“Ha sido una larga etapa de escucha porque, hasta ahora, lo que considero más profundo de la reforma es la sinodalidad, que no es una palabra de moda, sino una escucha mutua donde todos tienen voz y, sobre todo, el laicado que es la mayoría de los miembros de la Iglesia”, ha declarado el coordinador del Consejo de Cardenales y arzobispo de Tegucigalpa, en la presentación del libro-entrevista sobre la Praedicate Evangelium. “Hemos escuchado a todos y de todo sobre la nueva constitución, voces disonantes, contradictorias, pero eso es la vida de la Iglesia. Y el proceso sinodal que vive la Iglesia universal es el nuevo camino de la reforma”.
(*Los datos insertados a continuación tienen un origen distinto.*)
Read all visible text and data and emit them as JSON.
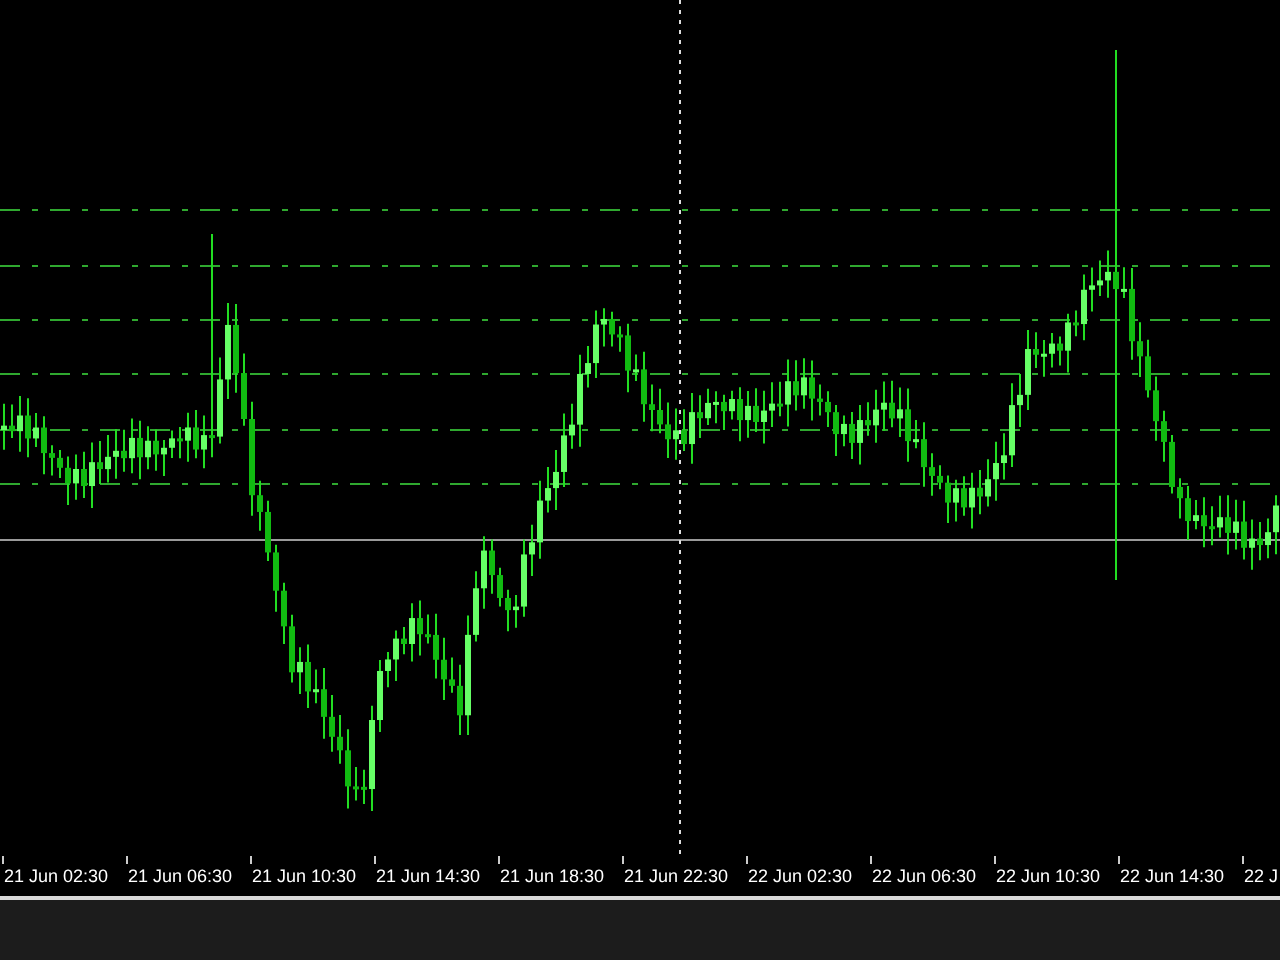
{
  "time_axis": {
    "labels": [
      "21 Jun 02:30",
      "21 Jun 06:30",
      "21 Jun 10:30",
      "21 Jun 14:30",
      "21 Jun 18:30",
      "21 Jun 22:30",
      "22 Jun 02:30",
      "22 Jun 06:30",
      "22 Jun 10:30",
      "22 Jun 14:30",
      "22 J"
    ]
  }
}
El cardenal Madariaga, bajo el fuego graneado de denuncias de todo tipo, no hace aquí más que repetir lo que todos en la jerarquía repiten sobre ese sínodo que quieren jalear pero que, como explicaba un artículo en estas mismas páginas, no acaba de calar en la conciencia del católico común.
Lo primero es captar el concepto, que el Santo Padre no ha hecho mucho por aclarar. Más bien, el Papa ha insistido en lo que no es la sinodalidad. Pero lo que sea en la práctica, más allá de vagas fórmulas metafóricas que sirven para casi cualquier cosa, todavía se nos escapa a muchos.
Pero es más preocupante la segunda parte de la declaración del cardenal. En primer lugar, porque es falso. Es falso que Roma haya escuchado a todos. Que el Papa se haya reunido dos veces y en extenso con el CEO de la farmacéutica Pfizer y ninguna con los cuatro de sus hermanos cardenales que les solicitaron hace ya años aclaraciones sobre Amoris laetitia, las famosas Dubia, explica a qué nos referimos.
Roma está escuchando a quien quiere escuchar. Y quiere escuchar a los ‘renovadores’, a quienes exigen a gritos una reforma que alinee el mensaje católico con el que domina en el siglo. No es que se les vaya a hacer caso, pero son las voces que prefiere oír porque, por un lado, a atender a los disidentes dan la buscada impresión de apertura y tolerancia y, por otro, los jerarcas pueden presentar sus reformas como una generosa cesión a la ‘voz del Pueblo de Dios’.
Pero ese mismo énfasis en la ‘escucha’, sin matizar y definir para qué, acaba inevitablemente diluyendo a ojos de muchos la verdad central de que nuestra fe no es un consenso ni la Iglesia una democracia asamblearia. Porque el mensaje, o es de Dios, fuera del tiempo y las circunstancias cambiantes, y por lo tanto eterno, o nada de todo esto tiene el menor sentido.